助成金は、申請して要件を満たしている場合に受け取ることができるものですから、申請してから実際に助成金が振り込まれるまでは、時間がかかるものであると認識しておきましょう。申請してから助成金を受け取るまでの流れは、大まかに次のようになっています。

 

助成金受取までの流れ

 

助成金の支給決定までには、厳格な審査が行われます。最近では、不正受給の取締りが強化されていますので、制度内容をきちんと理解したうえで正しく申請を行いましょう。

 

また、助成金には、申請要件が細かく決められています。申請準備をはじめる前に、会社が申請できる要件を満たしているかを確認しておきましょう。
会社の要件としては、厚生労働省管轄の助成金であれば「雇用保険の適用を受けている会社であること」等があります。

 

助成金の多くは、中小企業を対象としたものが多いのですが、大企業でも利用できる助成金もあります。また、企業の規模によって助成率が異なるものもあります。
厚生労働省管轄の助成金では、非正規雇用の社員を正社員に転換することで受給することができる「キャリアアップ助成金」、社員への研修等の実施で受給することができる「人材開発支援助成金」、仕事と子育てを両立するための制度整備等で受給することができる「両立支援等助成金」など、さまざまな分野で助成金が用意されています。
また、自治体ごとに実施している独自の助成金もあります。
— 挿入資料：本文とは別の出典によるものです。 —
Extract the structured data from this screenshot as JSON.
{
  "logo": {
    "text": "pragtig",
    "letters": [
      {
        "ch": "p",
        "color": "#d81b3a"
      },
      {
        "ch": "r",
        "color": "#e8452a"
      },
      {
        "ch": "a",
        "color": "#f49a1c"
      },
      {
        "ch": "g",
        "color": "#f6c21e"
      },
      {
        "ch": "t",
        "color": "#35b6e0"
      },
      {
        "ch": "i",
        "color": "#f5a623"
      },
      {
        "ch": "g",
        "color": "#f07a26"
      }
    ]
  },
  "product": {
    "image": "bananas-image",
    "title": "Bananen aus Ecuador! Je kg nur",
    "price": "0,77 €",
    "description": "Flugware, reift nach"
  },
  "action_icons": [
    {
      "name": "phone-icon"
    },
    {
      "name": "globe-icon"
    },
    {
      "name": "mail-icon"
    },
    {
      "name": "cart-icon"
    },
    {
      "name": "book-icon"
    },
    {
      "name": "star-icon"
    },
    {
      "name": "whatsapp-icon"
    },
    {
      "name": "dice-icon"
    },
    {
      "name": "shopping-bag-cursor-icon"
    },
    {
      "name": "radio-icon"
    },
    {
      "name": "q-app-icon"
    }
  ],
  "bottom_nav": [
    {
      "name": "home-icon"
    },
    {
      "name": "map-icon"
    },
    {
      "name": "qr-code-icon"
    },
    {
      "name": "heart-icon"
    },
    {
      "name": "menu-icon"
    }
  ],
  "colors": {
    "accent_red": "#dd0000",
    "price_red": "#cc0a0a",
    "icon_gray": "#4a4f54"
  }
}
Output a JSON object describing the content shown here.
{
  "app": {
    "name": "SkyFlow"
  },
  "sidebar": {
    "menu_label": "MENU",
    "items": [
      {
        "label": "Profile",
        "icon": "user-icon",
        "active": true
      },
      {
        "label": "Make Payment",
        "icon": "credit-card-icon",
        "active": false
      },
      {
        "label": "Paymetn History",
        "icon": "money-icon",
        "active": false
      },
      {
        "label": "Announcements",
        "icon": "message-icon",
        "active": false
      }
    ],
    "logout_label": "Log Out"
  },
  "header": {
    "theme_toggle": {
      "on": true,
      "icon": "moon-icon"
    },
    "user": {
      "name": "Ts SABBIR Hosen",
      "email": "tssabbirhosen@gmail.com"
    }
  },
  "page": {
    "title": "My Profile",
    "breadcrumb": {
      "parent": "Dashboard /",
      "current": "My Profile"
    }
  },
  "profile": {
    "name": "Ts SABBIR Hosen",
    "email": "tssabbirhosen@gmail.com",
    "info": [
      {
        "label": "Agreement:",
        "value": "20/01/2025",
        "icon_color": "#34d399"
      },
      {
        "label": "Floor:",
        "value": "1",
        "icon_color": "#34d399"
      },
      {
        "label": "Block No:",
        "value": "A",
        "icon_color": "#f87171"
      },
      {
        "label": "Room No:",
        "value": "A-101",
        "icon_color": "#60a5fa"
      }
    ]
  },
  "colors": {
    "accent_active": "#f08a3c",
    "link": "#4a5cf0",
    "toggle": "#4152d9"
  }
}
たとえば東京都の場合、国の助成金にプラスアルファで助成されるタイプのものや、テレワーク環境整備のための助成金など、独自の助成金も用意されています。
参考までに、どのような助成金があるかは下記厚生労働省のホームページや、東京都のホームぺージを参照してください。

 

【参考】・雇用関係助成金検索ツール|厚生労働省 (mhlw.go.jp)
    ・TOKYOはたらくネット

2 人材育成に活用できる助成金 人材開発支援助成金

ここからは、社内で新たに研修制度を導入する場合に利用できる「人材開発支援助成金」について紹介していきます。

社員に対して、職務に関連した専門的な知識や技能を習得させるための研修等を計画に沿って実施した場合に、研修費用や研修中の給与の一部等を助成する制度です。
社内で研修を実施する場合、教材購入費用、外部から講師を招く場合の講師料など、経費がかかります。人材開発支援助成金の要件に沿った研修内容であれば、社員のために実施する研修でかかった費用等の一部が助成されます。

人材開発支援助成金には、2023年6月1日現在、7つのコースがあります。

3 コース概要と助成額

今回は、人材開発支援助成金の7つのコースのうち、人材育成支援コース、教育訓練休暇等付与コース、人への投資促進コース、事業展開等リスキリング支援コースについて、コースの概要と、助成率について紹介していきます。  

 

① 人材育成支援コース

 

・概要

2023年4月から従来の「特定訓練コース」「一般訓練コース」「特別育成訓練コース」が統合され、「人材育成支援コース」となりました。

従来はそれぞれのコースごとに申請する必要がありましたが、コース統合によりコースごとの手続きは不要となり、利用しやすくなりました。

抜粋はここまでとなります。